In 2011 there was one event that changed the way the world began to think about our island nation and what we have to offer.
On 29 April, Royal Wedding fever gripped the world with an estimated global audience of over two billion people, and retailers and manufacturers wasted no time in rushing to produce memorabilia and souvenirs. This lead to a bonanza of sales we’ve not seen since the wedding of the Prince of Wales and Diana.
But it wasn’t just commemorative wear that captivated the hearts of overseas buyers.
The sudden demand for all things ‘Made in Britain’ has created no less than a boom in British manufacturing, which has conspired to drive UK clothing brands to produce locally, or bring outsourced manufacturing back to the UK.
And now, three years later, businesses in the UK are both realizing and profiting from the advantages of manufacturing in the UK and ‘Made in Britain’ is back in vogue.
Keeping manufacturing local
As a producer of 100 per cent ‘Made in England’ handbags and accessories, we fought off the original trend of producing in China or the far-east. It was never an option for us.
We yielded any short-term cost cutting for the belief that quality would pay and it has. After all, comparing goods made overseas in China to the goods made in our factory in Bath Spa, is not comparing like-to-like.
In the aftermath of the 70s era of cheap ‘tat’ and plastic imports Made in Taiwan, there was a turning point where ‘Made in China’ became a valued a credible kite-mark. What is clear is that our preferred TV screen brands, for example, have long borne testament to Chinese manufacture and provenance offering us quality, affordability and increasingly good design.
Wary would we be of electronic technology ‘Made in Poland’ where that particular accreditation adds kudos to fine cut glass, which otherwise often comes unbranded.

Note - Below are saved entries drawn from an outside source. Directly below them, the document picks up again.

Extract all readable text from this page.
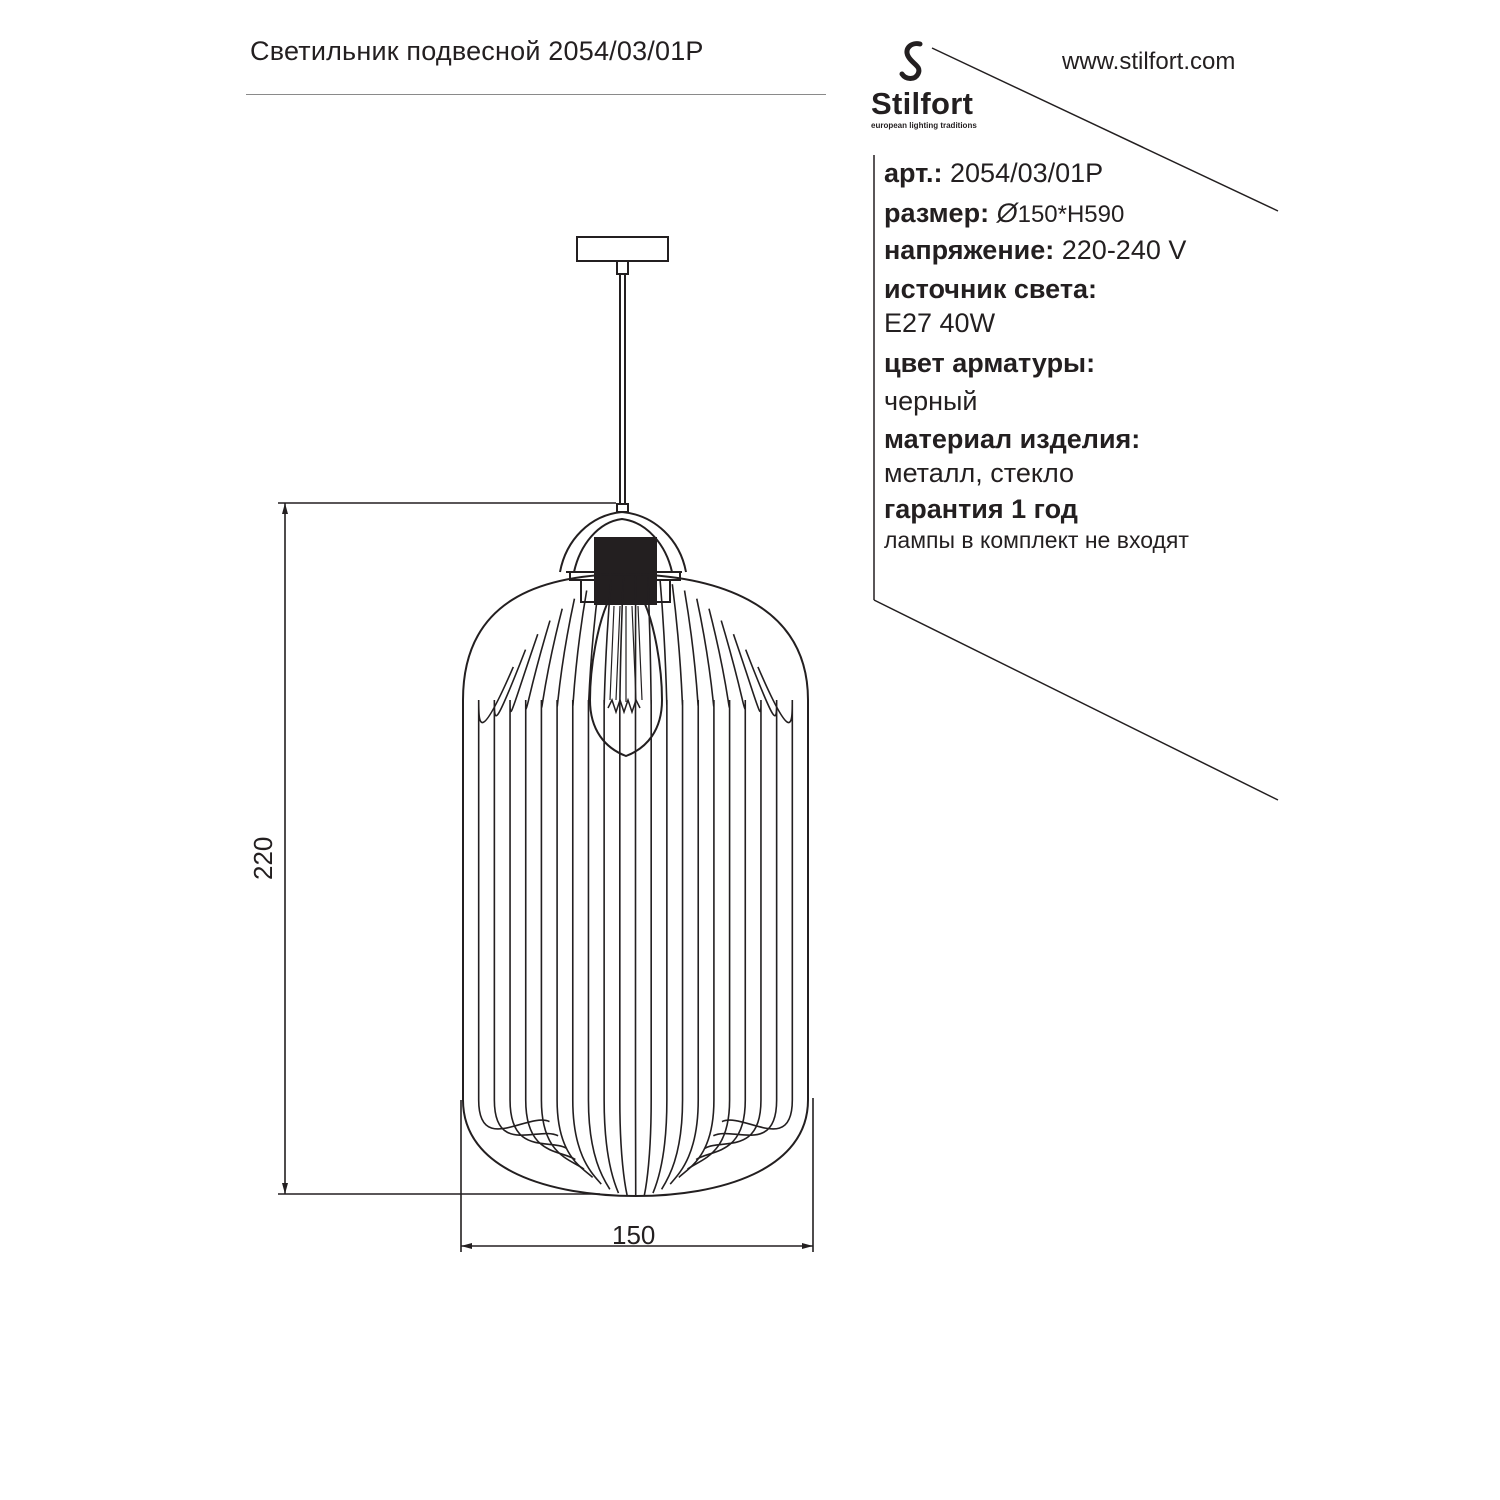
Светильник подвесной 2054/03/01P
Stilfort
european lighting traditions
www.stilfort.com
арт.: 2054/03/01P
размер: Ø150*H590
напряжение: 220-240 V
источник света:
E27 40W
цвет арматуры:
черный
материал изделия:
металл, стекло
гарантия 1 год
лампы в комплект не входят
220
150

Manufacturing provenance can say all that a customer needs to know about a product.
Made in England was arguably put out of fashion largely by company cost accountants who had played their part in failing to keep abreast of investment necessary in the UK to protect, consolidate and expand the world-renowned British manufacturing base accrued from centuries earlier.
It was an understandable equation. Sensible business. And in many respects it still is.